The current music scene is manifold in its means of expression. As music becomes more diverse and embraces other art forms it makes room for a new type of performers to flourish. My academic path, comprising jazz theory lessons and an uncomplete bachelor’s in composition beyond my classical piano studies, gave me the opportunity to develop a set of artistic skills that go beyond the standard performer curriculum. I saw in this artistic research the perfect chance to apply this knowledge.

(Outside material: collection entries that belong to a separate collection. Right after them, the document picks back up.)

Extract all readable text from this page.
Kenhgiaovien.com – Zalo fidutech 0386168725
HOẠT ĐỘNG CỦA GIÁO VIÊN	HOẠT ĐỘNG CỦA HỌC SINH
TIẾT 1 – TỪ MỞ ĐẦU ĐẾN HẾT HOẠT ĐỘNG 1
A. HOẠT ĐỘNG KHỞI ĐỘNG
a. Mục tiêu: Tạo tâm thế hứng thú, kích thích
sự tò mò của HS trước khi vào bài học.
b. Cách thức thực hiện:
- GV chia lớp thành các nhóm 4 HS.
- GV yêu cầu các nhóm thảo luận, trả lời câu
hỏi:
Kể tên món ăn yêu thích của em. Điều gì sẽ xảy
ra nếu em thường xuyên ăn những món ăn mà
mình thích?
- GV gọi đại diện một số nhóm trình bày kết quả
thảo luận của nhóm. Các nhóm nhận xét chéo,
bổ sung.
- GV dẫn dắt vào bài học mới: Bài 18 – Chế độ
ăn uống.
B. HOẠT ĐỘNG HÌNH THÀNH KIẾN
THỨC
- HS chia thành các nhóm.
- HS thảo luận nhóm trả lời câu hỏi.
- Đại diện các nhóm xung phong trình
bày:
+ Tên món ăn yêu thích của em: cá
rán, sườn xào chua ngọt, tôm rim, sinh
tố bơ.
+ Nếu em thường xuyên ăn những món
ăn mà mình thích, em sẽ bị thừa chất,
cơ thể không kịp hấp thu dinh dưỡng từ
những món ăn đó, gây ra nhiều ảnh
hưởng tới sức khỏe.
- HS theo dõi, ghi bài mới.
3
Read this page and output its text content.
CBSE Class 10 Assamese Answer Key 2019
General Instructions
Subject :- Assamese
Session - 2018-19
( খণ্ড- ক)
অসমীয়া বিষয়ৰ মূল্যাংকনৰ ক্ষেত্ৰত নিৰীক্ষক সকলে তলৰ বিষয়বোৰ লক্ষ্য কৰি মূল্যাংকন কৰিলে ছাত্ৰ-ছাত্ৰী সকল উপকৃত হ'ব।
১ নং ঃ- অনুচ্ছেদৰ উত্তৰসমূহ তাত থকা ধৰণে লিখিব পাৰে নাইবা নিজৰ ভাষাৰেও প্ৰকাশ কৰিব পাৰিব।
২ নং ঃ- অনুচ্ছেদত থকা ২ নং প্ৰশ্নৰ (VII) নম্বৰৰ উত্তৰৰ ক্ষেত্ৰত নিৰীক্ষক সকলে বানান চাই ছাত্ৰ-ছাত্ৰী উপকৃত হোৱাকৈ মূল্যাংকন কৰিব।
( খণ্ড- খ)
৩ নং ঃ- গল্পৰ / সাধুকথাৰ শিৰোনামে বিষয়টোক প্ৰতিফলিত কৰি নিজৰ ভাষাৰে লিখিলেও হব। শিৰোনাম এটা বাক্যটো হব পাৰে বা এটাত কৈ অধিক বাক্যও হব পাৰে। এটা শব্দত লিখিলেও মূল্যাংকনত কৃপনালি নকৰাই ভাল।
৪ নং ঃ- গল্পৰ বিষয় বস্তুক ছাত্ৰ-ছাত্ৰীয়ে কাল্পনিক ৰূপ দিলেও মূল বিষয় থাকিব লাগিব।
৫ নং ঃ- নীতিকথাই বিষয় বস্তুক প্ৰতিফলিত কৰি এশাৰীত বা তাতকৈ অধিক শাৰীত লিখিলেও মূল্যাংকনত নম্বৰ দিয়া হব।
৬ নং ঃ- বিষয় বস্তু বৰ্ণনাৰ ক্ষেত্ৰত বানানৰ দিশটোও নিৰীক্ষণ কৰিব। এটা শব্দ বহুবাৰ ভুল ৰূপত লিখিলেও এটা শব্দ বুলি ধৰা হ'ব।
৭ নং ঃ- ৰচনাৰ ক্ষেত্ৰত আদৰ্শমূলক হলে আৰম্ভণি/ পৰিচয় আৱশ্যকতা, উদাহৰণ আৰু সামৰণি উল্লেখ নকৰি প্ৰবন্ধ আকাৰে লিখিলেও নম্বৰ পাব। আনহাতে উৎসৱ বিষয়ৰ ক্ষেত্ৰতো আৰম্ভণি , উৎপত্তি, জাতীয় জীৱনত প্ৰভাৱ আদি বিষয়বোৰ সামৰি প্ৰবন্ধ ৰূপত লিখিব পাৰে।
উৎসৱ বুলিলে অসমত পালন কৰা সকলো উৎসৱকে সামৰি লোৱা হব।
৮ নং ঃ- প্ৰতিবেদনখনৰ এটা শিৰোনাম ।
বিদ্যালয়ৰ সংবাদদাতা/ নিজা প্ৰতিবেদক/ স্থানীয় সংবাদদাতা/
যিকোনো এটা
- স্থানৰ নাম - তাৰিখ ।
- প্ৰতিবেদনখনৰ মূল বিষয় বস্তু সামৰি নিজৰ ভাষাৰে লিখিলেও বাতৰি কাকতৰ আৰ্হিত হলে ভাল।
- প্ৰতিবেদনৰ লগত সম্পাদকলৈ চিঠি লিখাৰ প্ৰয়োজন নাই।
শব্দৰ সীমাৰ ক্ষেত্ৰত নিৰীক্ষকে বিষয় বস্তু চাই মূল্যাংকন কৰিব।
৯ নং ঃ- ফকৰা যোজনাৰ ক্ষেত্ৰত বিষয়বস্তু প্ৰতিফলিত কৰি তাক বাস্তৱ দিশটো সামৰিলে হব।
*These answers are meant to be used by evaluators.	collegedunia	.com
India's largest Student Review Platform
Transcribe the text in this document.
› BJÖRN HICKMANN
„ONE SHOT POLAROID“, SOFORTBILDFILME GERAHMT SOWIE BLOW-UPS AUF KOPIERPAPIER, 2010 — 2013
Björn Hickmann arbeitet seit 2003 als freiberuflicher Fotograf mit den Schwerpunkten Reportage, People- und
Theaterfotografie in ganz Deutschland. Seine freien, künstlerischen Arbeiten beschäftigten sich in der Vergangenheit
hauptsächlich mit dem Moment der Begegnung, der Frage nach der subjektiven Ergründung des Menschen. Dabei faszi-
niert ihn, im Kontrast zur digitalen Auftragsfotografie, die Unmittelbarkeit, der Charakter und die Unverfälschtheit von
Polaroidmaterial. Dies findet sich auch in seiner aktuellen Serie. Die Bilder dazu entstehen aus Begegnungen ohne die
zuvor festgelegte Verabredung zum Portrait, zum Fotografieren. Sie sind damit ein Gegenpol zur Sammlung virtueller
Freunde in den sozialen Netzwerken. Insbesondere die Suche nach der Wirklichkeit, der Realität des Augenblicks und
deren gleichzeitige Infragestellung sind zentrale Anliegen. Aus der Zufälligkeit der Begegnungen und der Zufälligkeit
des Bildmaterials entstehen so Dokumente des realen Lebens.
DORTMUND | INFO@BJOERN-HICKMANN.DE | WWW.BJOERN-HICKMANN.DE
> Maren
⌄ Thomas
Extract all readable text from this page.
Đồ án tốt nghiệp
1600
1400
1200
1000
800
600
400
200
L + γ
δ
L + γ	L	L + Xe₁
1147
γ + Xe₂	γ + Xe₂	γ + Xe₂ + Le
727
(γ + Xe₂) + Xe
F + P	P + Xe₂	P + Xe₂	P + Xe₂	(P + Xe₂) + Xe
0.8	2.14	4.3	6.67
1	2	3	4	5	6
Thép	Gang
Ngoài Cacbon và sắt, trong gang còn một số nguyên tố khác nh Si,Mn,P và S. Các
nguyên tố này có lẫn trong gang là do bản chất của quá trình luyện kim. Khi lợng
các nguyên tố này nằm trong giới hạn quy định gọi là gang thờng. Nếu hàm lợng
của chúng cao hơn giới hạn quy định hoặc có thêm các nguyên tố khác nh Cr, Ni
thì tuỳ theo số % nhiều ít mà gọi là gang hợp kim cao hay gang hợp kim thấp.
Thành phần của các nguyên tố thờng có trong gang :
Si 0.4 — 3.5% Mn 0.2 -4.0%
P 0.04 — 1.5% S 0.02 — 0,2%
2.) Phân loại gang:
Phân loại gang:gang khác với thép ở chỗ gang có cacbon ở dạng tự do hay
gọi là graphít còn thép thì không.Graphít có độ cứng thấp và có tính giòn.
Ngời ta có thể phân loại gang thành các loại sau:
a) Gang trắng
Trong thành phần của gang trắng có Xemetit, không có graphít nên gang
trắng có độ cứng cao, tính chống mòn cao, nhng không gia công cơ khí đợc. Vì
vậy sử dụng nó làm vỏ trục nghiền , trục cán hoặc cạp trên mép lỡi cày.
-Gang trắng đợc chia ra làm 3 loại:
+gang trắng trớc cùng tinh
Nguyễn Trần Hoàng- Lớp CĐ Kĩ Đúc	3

In my work I explore three distinct approaches to a specific piece of music: Constança Capdeville’s Avec Picasso, ce matin… (1984), starting from a more traditional analysis and progressively diverging from this path towards a subversive approach inspired by the concept of anamorphosis. Capdeville’s score is essentially an open work with a set of guiding instructions. However, the lack of documentation, clear instructions and reliable sources concerning the piece made the notated score more ambiguous than expected. This possible setback in its reconstruction turned out to be the perfect context to put my expertise to the test. While dabbling with Capedeville’s score I resorted to experimental processes, to my experience with composition, my transcription and editing skills, archive work and the use of different media in contemporary performance practice.
I approached the score as a “script” rather than a “text” (Cook, Nicholas). In this research the score is no longer an end in itself, but rather an excuse towards the development of a musical project larger than it.